The divine-human Logos is universal but is also personal and it is wisdom that communicates sound difference between indivisible sameness and individuated difference. Narcissists live as if there was no Logos, individualists as if Logos was merely their own opinion. Elders see with the eye of Logos, beholding the beauty of holiness, upholding the good and the just. In contrast, sinners separate good from evil, dividing the just from the unjust. Fear drives their primitive instincts for self-preservation, self-interested safety and self-centred control, whereas love inspires the hallowed heart and mature mind of elders and saints.
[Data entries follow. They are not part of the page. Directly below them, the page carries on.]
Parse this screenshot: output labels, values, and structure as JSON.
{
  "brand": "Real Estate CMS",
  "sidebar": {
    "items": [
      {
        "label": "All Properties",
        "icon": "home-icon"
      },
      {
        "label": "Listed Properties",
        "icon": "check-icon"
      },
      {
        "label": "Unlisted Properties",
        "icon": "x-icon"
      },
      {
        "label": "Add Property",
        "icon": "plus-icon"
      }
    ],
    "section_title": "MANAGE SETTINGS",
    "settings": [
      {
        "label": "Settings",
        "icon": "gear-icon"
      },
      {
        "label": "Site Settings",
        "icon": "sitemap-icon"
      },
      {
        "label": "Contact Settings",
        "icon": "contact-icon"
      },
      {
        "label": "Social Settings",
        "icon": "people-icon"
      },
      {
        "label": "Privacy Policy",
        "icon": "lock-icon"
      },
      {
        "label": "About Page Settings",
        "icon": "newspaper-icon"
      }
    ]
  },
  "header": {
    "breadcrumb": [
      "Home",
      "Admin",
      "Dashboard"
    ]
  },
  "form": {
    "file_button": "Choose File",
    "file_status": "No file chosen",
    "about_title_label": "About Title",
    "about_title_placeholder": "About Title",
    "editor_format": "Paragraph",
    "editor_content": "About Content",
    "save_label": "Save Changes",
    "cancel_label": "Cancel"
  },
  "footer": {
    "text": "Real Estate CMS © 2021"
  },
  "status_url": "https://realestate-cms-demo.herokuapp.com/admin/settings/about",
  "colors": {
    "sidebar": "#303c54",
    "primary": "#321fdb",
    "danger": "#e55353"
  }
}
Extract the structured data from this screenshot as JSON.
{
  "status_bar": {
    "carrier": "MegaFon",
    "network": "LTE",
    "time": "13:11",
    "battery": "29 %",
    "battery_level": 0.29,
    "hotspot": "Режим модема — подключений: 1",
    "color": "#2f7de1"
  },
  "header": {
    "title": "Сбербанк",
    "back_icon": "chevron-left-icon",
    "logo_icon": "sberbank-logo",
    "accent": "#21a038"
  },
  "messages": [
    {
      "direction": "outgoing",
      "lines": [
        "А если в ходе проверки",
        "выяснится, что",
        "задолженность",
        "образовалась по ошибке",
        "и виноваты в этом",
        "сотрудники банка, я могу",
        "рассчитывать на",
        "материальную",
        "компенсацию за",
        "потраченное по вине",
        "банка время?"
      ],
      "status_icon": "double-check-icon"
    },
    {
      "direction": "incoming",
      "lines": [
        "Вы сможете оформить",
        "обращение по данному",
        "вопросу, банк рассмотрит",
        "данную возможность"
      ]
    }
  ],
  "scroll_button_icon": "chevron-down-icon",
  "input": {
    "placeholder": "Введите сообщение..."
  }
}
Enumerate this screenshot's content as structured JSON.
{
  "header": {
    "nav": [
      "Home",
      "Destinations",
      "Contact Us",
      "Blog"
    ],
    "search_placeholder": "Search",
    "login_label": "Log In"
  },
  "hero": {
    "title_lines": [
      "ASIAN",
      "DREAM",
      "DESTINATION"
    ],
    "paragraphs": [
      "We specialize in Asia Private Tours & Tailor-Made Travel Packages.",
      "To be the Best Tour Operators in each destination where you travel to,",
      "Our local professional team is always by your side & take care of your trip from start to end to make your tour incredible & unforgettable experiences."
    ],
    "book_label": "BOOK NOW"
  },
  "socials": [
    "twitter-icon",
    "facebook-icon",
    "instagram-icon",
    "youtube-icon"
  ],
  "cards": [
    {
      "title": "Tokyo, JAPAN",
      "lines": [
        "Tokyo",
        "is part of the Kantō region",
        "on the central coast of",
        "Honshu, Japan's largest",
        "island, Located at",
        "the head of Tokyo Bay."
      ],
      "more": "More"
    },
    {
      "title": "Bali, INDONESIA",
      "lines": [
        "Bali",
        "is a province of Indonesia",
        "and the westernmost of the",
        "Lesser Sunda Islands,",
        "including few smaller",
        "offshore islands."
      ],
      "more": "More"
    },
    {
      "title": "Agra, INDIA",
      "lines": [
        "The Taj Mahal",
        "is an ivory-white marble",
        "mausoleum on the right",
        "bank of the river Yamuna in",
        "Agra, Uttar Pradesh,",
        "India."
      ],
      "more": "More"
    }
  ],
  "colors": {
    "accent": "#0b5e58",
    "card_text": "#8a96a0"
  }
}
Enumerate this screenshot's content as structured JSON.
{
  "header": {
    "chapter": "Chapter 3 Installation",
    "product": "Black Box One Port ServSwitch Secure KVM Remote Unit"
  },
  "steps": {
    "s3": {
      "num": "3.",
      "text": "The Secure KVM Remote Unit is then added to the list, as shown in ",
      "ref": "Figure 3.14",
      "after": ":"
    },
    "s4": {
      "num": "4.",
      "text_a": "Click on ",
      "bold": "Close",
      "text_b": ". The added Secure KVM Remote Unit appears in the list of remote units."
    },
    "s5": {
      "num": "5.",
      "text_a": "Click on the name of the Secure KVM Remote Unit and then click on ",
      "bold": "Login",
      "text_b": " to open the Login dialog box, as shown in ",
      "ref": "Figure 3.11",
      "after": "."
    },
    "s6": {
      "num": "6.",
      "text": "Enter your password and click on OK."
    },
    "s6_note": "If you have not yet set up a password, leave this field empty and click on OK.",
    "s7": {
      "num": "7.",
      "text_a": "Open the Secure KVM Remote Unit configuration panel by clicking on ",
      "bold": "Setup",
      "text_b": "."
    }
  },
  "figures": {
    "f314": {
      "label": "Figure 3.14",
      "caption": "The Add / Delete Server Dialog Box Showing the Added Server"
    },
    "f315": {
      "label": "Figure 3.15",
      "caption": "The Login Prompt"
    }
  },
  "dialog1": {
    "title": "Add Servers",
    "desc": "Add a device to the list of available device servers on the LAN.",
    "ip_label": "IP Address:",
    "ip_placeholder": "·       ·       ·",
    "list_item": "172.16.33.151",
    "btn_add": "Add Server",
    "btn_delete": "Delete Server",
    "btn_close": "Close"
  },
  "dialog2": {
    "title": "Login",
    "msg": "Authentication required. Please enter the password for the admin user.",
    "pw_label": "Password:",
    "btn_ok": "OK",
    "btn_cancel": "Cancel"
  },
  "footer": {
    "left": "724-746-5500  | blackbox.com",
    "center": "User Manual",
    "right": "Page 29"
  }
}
The ethos of desert Hesychasm is sustained by the fulness of the stature of love, which frees fear to transcend fear so that fear rises as love into God-centred love of God and one another, where our brother or our sister is one spirit with oneself, one divine life, one awareness of hidden wisdom and one presence of unveiled glory.
The ethos of divine-human Logos is divine-human love, curing fear of self-love, purifying love of self-obsession, awakening wisdom to wed love’s glory in the midst. ‘No confusion: no division’ together indicate the direction toward love’s wholesome union, which does not degenerate into confusion or disintegrate into division. Wisdom does not define the ethos of love but infuses the desert community with wholesome difference and undivided communion. Prophetic aphorisms in the desert shatter the fixated dualisms of good and evil, sacred and profane, piety and impiety, dualisms which separate them from us, me from them. Wise elders adhere to the Logos, seeing as God sees, imparting words of uncreated grace that glorify saints, sustaining an ethos of love which liberates false fusion into indivisible communion. Neither shallow conformism nor narrow individualism do justice to the wisdom of love, gently flowering between paradise lost and a promised land. Logos as teleological end is the same yet subtly different from the Logos as archeological beginning, indicating a completeness in the end which embraces incompleteness in between. Discerning the end in the beginning, wisdom ends with completeness, making all things new, restoring incompleteness to completeness, as an ever renewing beginning again in every moment.